I don't see what is being violated nor what reliability has been
compromised. Some data has reliably been delivered to the kernel,
a shutdown() has reliably been performed, followed by a close()
which then makes use of the orphans mechanism to deliver the data
to the other side.
> The only appropriate response is a full reset.
I'm not against the full reset, I really want it, but I don't want
it to be sent before the previous data. The reset here is being sent
out of order and kills the data that were previously going to be
delivered. It's all about a timing issue BTW. If the other side sends
its data slightly later, it reliably receives its response followed by
a reset it understands and respects. So this is a valid working
mechanism. I'm just trying to ensure that the reset does not break
ordering and is delivered after the pending data.

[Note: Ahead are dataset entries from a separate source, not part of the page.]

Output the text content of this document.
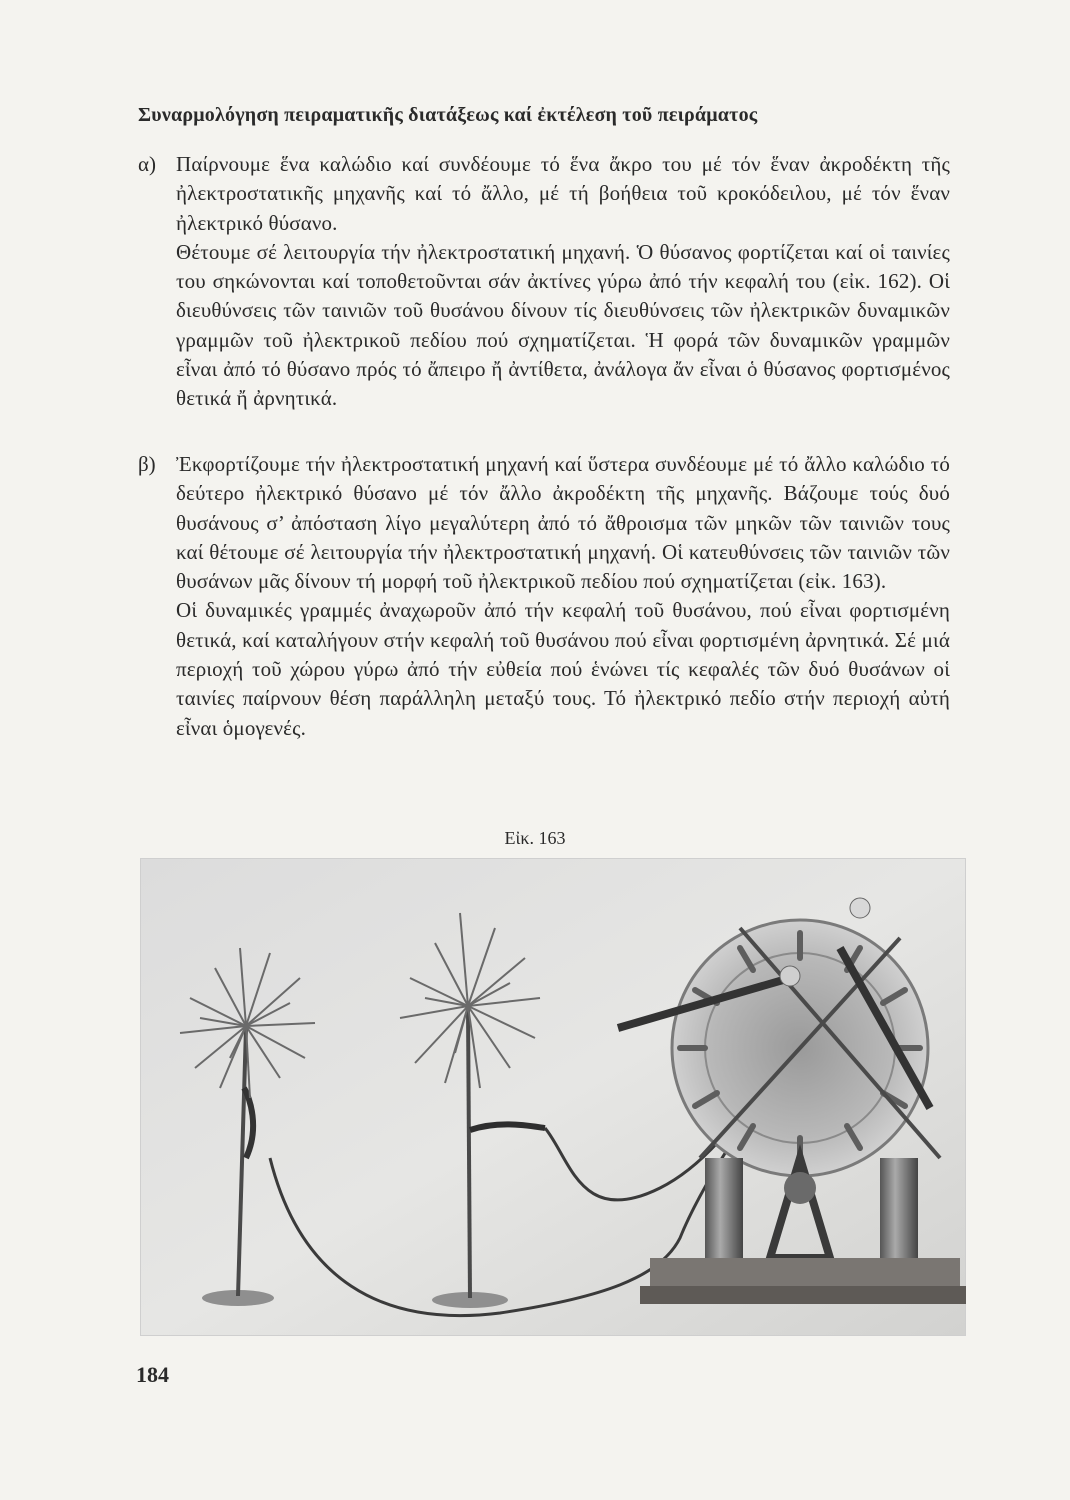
Συναρμολόγηση πειραματικῆς διατάξεως καί ἐκτέλεση τοῦ πειράματος
α) Παίρνουμε ἕνα καλώδιο καί συνδέουμε τό ἕνα ἄκρο του μέ τόν ἕναν ἀκροδέκτη τῆς ἠλεκτροστατικῆς μηχανῆς καί τό ἄλλο, μέ τή βοήθεια τοῦ κροκόδειλου, μέ τόν ἕναν ἠλεκτρικό θύσανο.

Θέτουμε σέ λειτουργία τήν ἠλεκτροστατική μηχανή. Ὁ θύσανος φορτίζεται καί οἱ ταινίες του σηκώνονται καί τοποθετοῦνται σάν ἀκτίνες γύρω ἀπό τήν κεφαλή του (εἰκ. 162). Οἱ διευθύνσεις τῶν ταινιῶν τοῦ θυσάνου δίνουν τίς διευθύνσεις τῶν ἠλεκτρικῶν δυναμικῶν γραμμῶν τοῦ ἠλεκτρικοῦ πεδίου πού σχηματίζεται. Ἡ φορά τῶν δυναμικῶν γραμμῶν εἶναι ἀπό τό θύσανο πρός τό ἄπειρο ἤ ἀντίθετα, ἀνάλογα ἄν εἶναι ὁ θύσανος φορτισμένος θετικά ἤ ἀρνητικά.

β) Ἐκφορτίζουμε τήν ἠλεκτροστατική μηχανή καί ὕστερα συνδέουμε μέ τό ἄλλο καλώδιο τό δεύτερο ἠλεκτρικό θύσανο μέ τόν ἄλλο ἀκροδέκτη τῆς μηχανῆς. Βάζουμε τούς δυό θυσάνους σ’ ἀπόσταση λίγο μεγαλύτερη ἀπό τό ἄθροισμα τῶν μηκῶν τῶν ταινιῶν τους καί θέτουμε σέ λειτουργία τήν ἠλεκτροστατική μηχανή. Οἱ κατευθύνσεις τῶν ταινιῶν τῶν θυσάνων μᾶς δίνουν τή μορφή τοῦ ἠλεκτρικοῦ πεδίου πού σχηματίζεται (εἰκ. 163).

Οἱ δυναμικές γραμμές ἀναχωροῦν ἀπό τήν κεφαλή τοῦ θυσάνου, πού εἶναι φορτισμένη θετικά, καί καταλήγουν στήν κεφαλή τοῦ θυσάνου πού εἶναι φορτισμένη ἀρνητικά. Σέ μιά περιοχή τοῦ χώρου γύρω ἀπό τήν εὐθεία πού ἑνώνει τίς κεφαλές τῶν δυό θυσάνων οἱ ταινίες παίρνουν θέση παράλληλη μεταξύ τους. Τό ἠλεκτρικό πεδίο στήν περιοχή αὐτή εἶναι ὁμογενές.

Εἰκ. 163
184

> As Eric said, your only option is to fully sync the data coming
> from the peer.
The why are we keeping the orphans feature and not get rid of it then ?
It becomes completely useless, and we can as well disable all the
lingering options which have no use beyond that.
The lingering controls how long unacked data remains in an orphaned
socket, which precisely is my case. If the application has no way to
know whether it can close, all this becomes useless.
I can easily admit I'm doing something wrong, but here we have a
feature that I think I'm correctly using and it does not always
work, and I can't know when I can use it, so I should not use it.
Obviously, either I'm missing something or there's something wrong.
And that's what I'd like to find out.